М.Г.: Ну, я лучше с точки зрения политики скажу. Власти уже не под силу самой справиться с теми проблемами, которые у нас есть. Не может она переломить ситуацию к лучшему. И мы хотим создать, скажем так, движение. Не партийное – надпартийное. Даже не оппозиционное, хотя вполне могут возникнуть и несогласие, и даже острая полемика. Что-то очень странное сейчас творится с правами человека. Только если люди начнут реально участвовать в принятии решений, появится шанс выбраться из этой трясины. И без модернизации демократических институтов никакого прогресса быть не может. А они у нас полумертвые. Кому они нужны в нынешнем виде?
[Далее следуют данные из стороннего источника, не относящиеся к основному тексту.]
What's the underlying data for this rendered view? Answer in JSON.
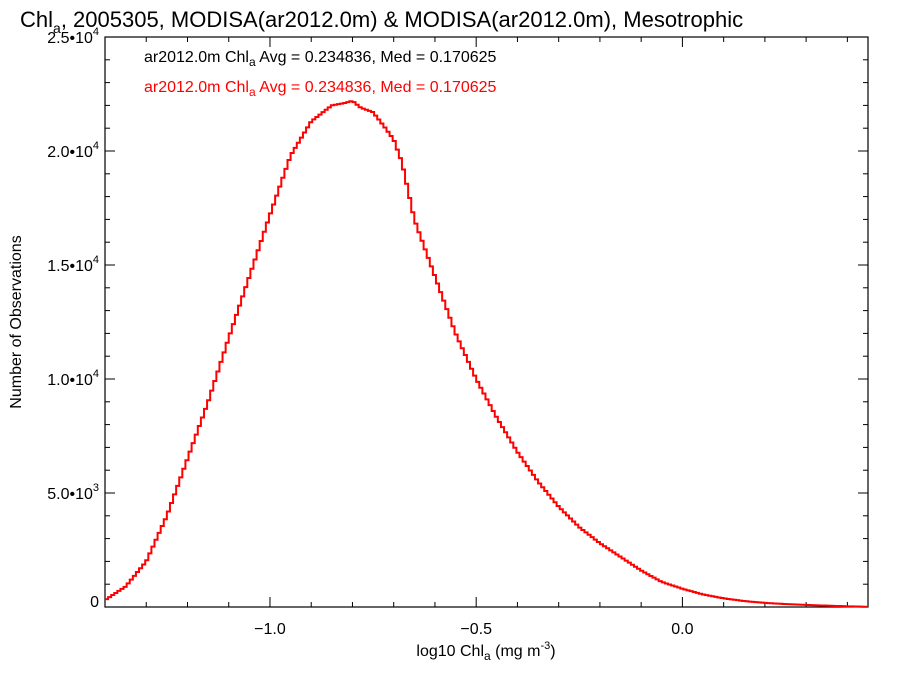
{
  "chart_data": {
    "type": "line",
    "title_main": "Chl",
    "title_sub": "a",
    "title_rest": ", 2005305, MODISA(ar2012.0m) & MODISA(ar2012.0m), Mesotrophic",
    "xlabel_pre": "log10 Chl",
    "xlabel_sub": "a",
    "xlabel_post": " (mg m",
    "xlabel_sup": "-3",
    "xlabel_end": ")",
    "ylabel": "Number of Observations",
    "xlim": [
      -1.4,
      0.45
    ],
    "ylim": [
      0,
      25000
    ],
    "xticks": [
      -1.0,
      -0.5,
      0.0
    ],
    "xtick_labels": [
      "−1.0",
      "−0.5",
      "0.0"
    ],
    "yticks": [
      0,
      5000,
      10000,
      15000,
      20000,
      25000
    ],
    "ytick_labels": [
      {
        "base": "0",
        "exp": ""
      },
      {
        "base": "5.0•10",
        "exp": "3"
      },
      {
        "base": "1.0•10",
        "exp": "4"
      },
      {
        "base": "1.5•10",
        "exp": "4"
      },
      {
        "base": "2.0•10",
        "exp": "4"
      },
      {
        "base": "2.5•10",
        "exp": "4"
      }
    ],
    "legend": [
      {
        "pre": "ar2012.0m Chl",
        "sub": "a",
        "post": " Avg = 0.234836, Med = 0.170625",
        "color": "#000000"
      },
      {
        "pre": "ar2012.0m Chl",
        "sub": "a",
        "post": " Avg = 0.234836, Med = 0.170625",
        "color": "#ff0000"
      }
    ],
    "series": [
      {
        "color": "#ff0000",
        "x": [
          -1.4,
          -1.35,
          -1.3,
          -1.25,
          -1.2,
          -1.15,
          -1.1,
          -1.05,
          -1.0,
          -0.95,
          -0.9,
          -0.85,
          -0.82,
          -0.8,
          -0.78,
          -0.75,
          -0.72,
          -0.7,
          -0.68,
          -0.65,
          -0.6,
          -0.55,
          -0.5,
          -0.45,
          -0.4,
          -0.35,
          -0.3,
          -0.25,
          -0.2,
          -0.15,
          -0.1,
          -0.05,
          0.0,
          0.05,
          0.1,
          0.15,
          0.2,
          0.25,
          0.3,
          0.35,
          0.4,
          0.45
        ],
        "y": [
          300,
          900,
          2000,
          4000,
          6500,
          9000,
          11800,
          14500,
          17200,
          19800,
          21300,
          22000,
          22100,
          22200,
          21900,
          21700,
          21000,
          20500,
          19500,
          17000,
          14500,
          12000,
          10000,
          8300,
          6800,
          5500,
          4400,
          3500,
          2800,
          2200,
          1600,
          1100,
          800,
          550,
          380,
          260,
          180,
          130,
          90,
          60,
          30,
          10
        ]
      }
    ]
  }
}
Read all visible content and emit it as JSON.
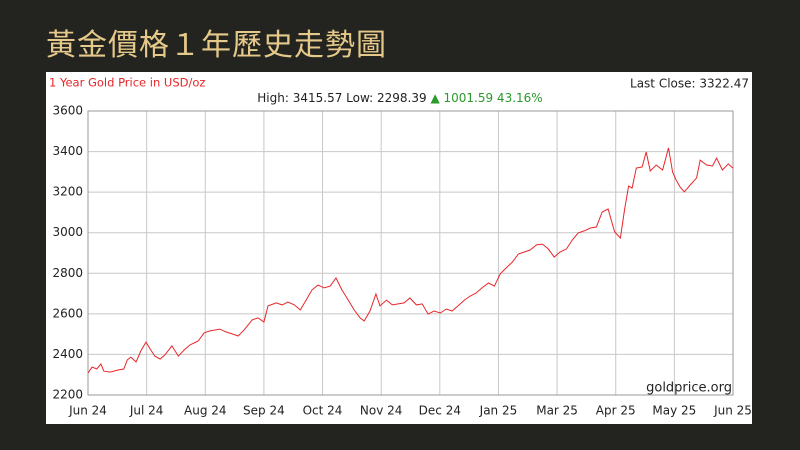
{
  "heading": "黃金價格１年歷史走勢圖",
  "chart_data": {
    "type": "line",
    "title": "1 Year Gold Price in USD/oz",
    "last_close": "Last Close: 3322.47",
    "stats": "High: 3415.57 Low: 2298.39",
    "change": "▲ 1001.59 43.16%",
    "source": "goldprice.org",
    "x": [
      0,
      0.07,
      0.15,
      0.22,
      0.27,
      0.38,
      0.51,
      0.61,
      0.67,
      0.73,
      0.82,
      0.9,
      0.99,
      1.06,
      1.14,
      1.23,
      1.31,
      1.43,
      1.54,
      1.64,
      1.74,
      1.88,
      1.98,
      2.08,
      2.25,
      2.35,
      2.46,
      2.56,
      2.66,
      2.8,
      2.9,
      3.0,
      3.07,
      3.21,
      3.31,
      3.41,
      3.52,
      3.62,
      3.72,
      3.82,
      3.92,
      4.03,
      4.13,
      4.23,
      4.33,
      4.44,
      4.54,
      4.64,
      4.71,
      4.81,
      4.91,
      4.98,
      5.09,
      5.19,
      5.29,
      5.39,
      5.49,
      5.6,
      5.7,
      5.8,
      5.9,
      6.01,
      6.11,
      6.21,
      6.31,
      6.42,
      6.52,
      6.62,
      6.72,
      6.83,
      6.93,
      7.03,
      7.13,
      7.24,
      7.34,
      7.44,
      7.54,
      7.65,
      7.75,
      7.85,
      7.95,
      8.05,
      8.16,
      8.26,
      8.36,
      8.46,
      8.57,
      8.67,
      8.77,
      8.87,
      8.98,
      9.08,
      9.15,
      9.22,
      9.28,
      9.35,
      9.45,
      9.52,
      9.59,
      9.69,
      9.8,
      9.9,
      9.97,
      10.03,
      10.1,
      10.17,
      10.27,
      10.38,
      10.44,
      10.55,
      10.65,
      10.72,
      10.82,
      10.92,
      11.0
    ],
    "series": [
      {
        "name": "Gold",
        "color": "#e8272a",
        "values": [
          2308,
          2338,
          2328,
          2353,
          2318,
          2313,
          2323,
          2328,
          2373,
          2387,
          2363,
          2417,
          2461,
          2427,
          2392,
          2377,
          2397,
          2442,
          2392,
          2422,
          2447,
          2466,
          2506,
          2516,
          2525,
          2511,
          2501,
          2491,
          2520,
          2570,
          2580,
          2560,
          2639,
          2654,
          2644,
          2658,
          2644,
          2619,
          2668,
          2718,
          2742,
          2728,
          2737,
          2777,
          2718,
          2668,
          2619,
          2580,
          2565,
          2614,
          2698,
          2639,
          2668,
          2644,
          2649,
          2654,
          2678,
          2644,
          2649,
          2599,
          2614,
          2604,
          2624,
          2614,
          2639,
          2668,
          2688,
          2703,
          2728,
          2752,
          2737,
          2797,
          2826,
          2856,
          2895,
          2905,
          2915,
          2940,
          2944,
          2920,
          2880,
          2905,
          2920,
          2964,
          2999,
          3009,
          3023,
          3028,
          3102,
          3117,
          3004,
          2974,
          3112,
          3230,
          3220,
          3319,
          3324,
          3398,
          3304,
          3334,
          3309,
          3418,
          3299,
          3260,
          3225,
          3201,
          3235,
          3270,
          3358,
          3334,
          3329,
          3368,
          3309,
          3339,
          3318
        ]
      }
    ],
    "xlim": [
      0,
      11
    ],
    "xticks": [
      {
        "value": 0,
        "label": "Jun 24"
      },
      {
        "value": 1,
        "label": "Jul 24"
      },
      {
        "value": 2,
        "label": "Aug 24"
      },
      {
        "value": 3,
        "label": "Sep 24"
      },
      {
        "value": 4,
        "label": "Oct 24"
      },
      {
        "value": 5,
        "label": "Nov 24"
      },
      {
        "value": 6,
        "label": "Dec 24"
      },
      {
        "value": 7,
        "label": "Jan 25"
      },
      {
        "value": 8,
        "label": "Mar 25"
      },
      {
        "value": 9,
        "label": "Apr 25"
      },
      {
        "value": 10,
        "label": "May 25"
      },
      {
        "value": 11,
        "label": "Jun 25"
      }
    ],
    "ylim": [
      2200,
      3600
    ],
    "yticks": [
      2200,
      2400,
      2600,
      2800,
      3000,
      3200,
      3400,
      3600
    ],
    "grid": true
  }
}
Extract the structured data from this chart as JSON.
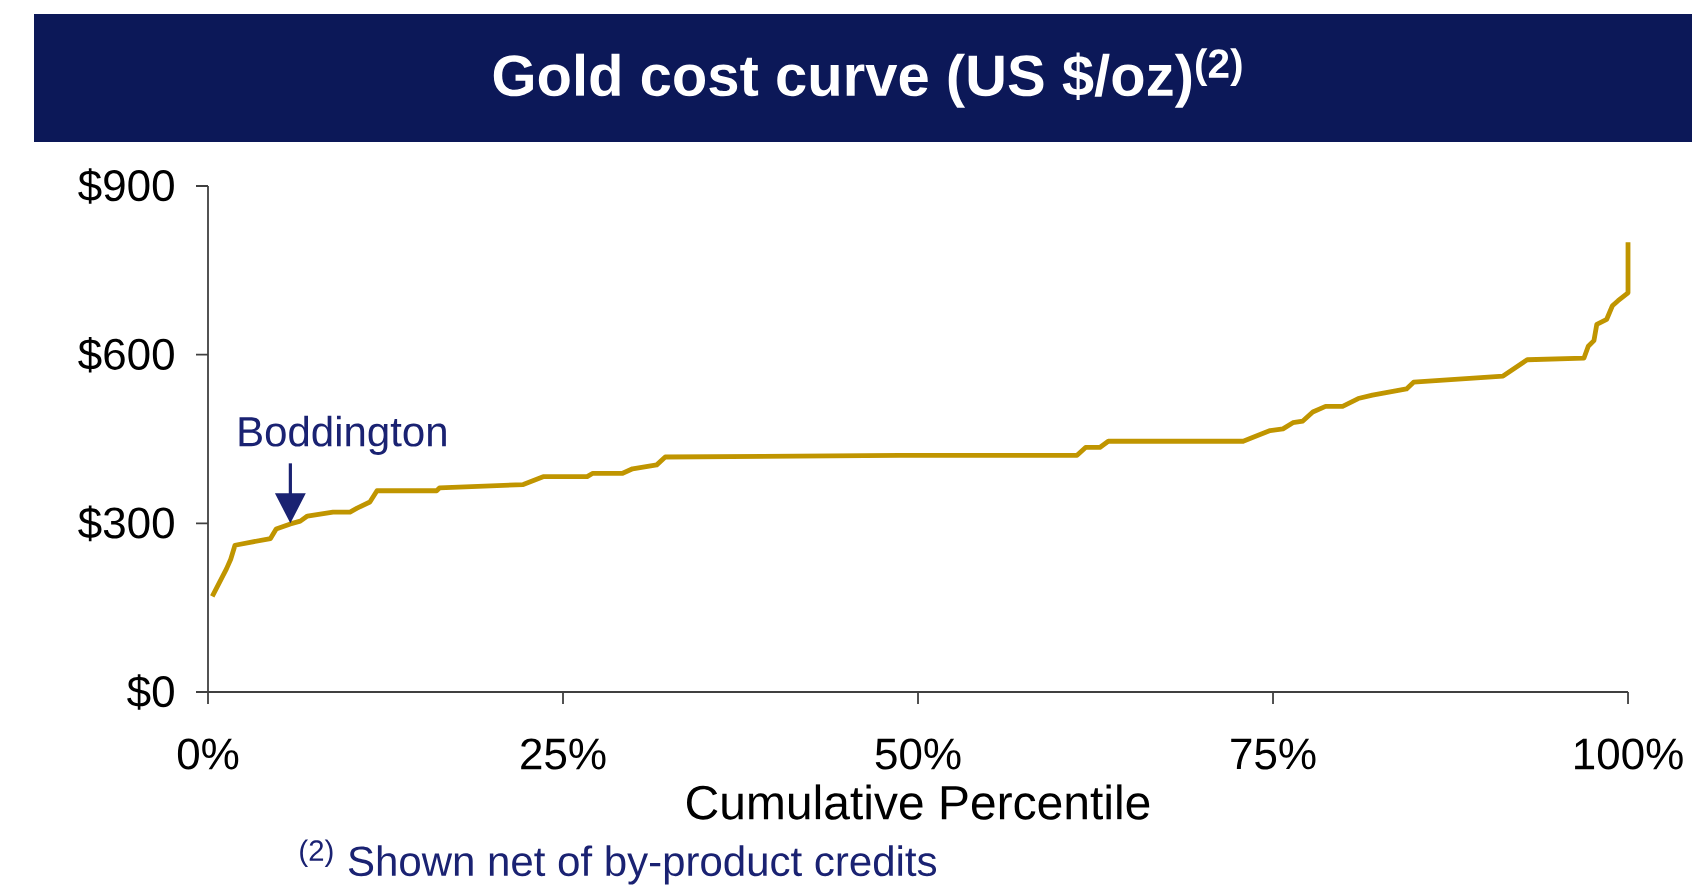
{
  "chart_data": {
    "type": "line",
    "title": "Gold cost curve (US $/oz)$^{(2)}$",
    "xlabel": "Cumulative Percentile",
    "x": [
      0.3,
      1.3,
      1.6,
      1.9,
      4.4,
      4.8,
      5.8,
      6.5,
      7.0,
      8.8,
      10.0,
      10.5,
      11.4,
      11.9,
      16.1,
      16.3,
      22.2,
      23.6,
      26.7,
      27.1,
      29.2,
      29.9,
      31.6,
      32.2,
      48.7,
      61.2,
      61.8,
      62.8,
      63.4,
      72.9,
      73.6,
      74.8,
      75.7,
      76.4,
      77.1,
      77.8,
      78.7,
      79.9,
      81.0,
      82.0,
      84.4,
      84.9,
      91.2,
      92.9,
      96.9,
      97.2,
      97.6,
      97.8,
      98.5,
      98.9,
      99.3,
      100,
      100
    ],
    "values": [
      170,
      219,
      236,
      261,
      273,
      290,
      299,
      304,
      313,
      320,
      320,
      327,
      338,
      358,
      358,
      363,
      369,
      383,
      383,
      389,
      389,
      397,
      404,
      418,
      421,
      421,
      435,
      435,
      446,
      446,
      453,
      465,
      468,
      479,
      482,
      498,
      508,
      508,
      522,
      528,
      539,
      551,
      562,
      591,
      594,
      615,
      625,
      654,
      663,
      687,
      696,
      710,
      800
    ],
    "color": "#c09500",
    "xlim": [
      0,
      100
    ],
    "xticks": [
      {
        "value": 0,
        "label": "0%"
      },
      {
        "value": 25,
        "label": "25%"
      },
      {
        "value": 50,
        "label": "50%"
      },
      {
        "value": 75,
        "label": "75%"
      },
      {
        "value": 100,
        "label": "100%"
      }
    ],
    "ylim": [
      0,
      900
    ],
    "yticks": [
      {
        "value": 0,
        "label": "$0"
      },
      {
        "value": 300,
        "label": "$300"
      },
      {
        "value": 600,
        "label": "$600"
      },
      {
        "value": 900,
        "label": "$900"
      }
    ],
    "annotations": [
      {
        "text": "Boddington",
        "x": 5.8,
        "y": 300
      },
      "$^{(2)}$ Shown net of by-product credits"
    ]
  }
}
И если хорошенько вдуматься, так любой надорвется, находясь в болоте косности, безразличия, коррупции. Самое опасное, что напряжение, которое подспудно копится в обществе, может в какой-то момент выплеснуться на улицы с такой силой, что никому несдобровать. И об этом мы тоже на форуме собираемся говорить. По­этому мне видится новое движение как открытое пространство для дискуссий и споров. И уже сейчас приходят интересные письма, умные предложения.

С Власть не очень-то любит, когда настоящие патриоты пытаются ей помогать. Пример Шевчука – наглядное тому подтверждение.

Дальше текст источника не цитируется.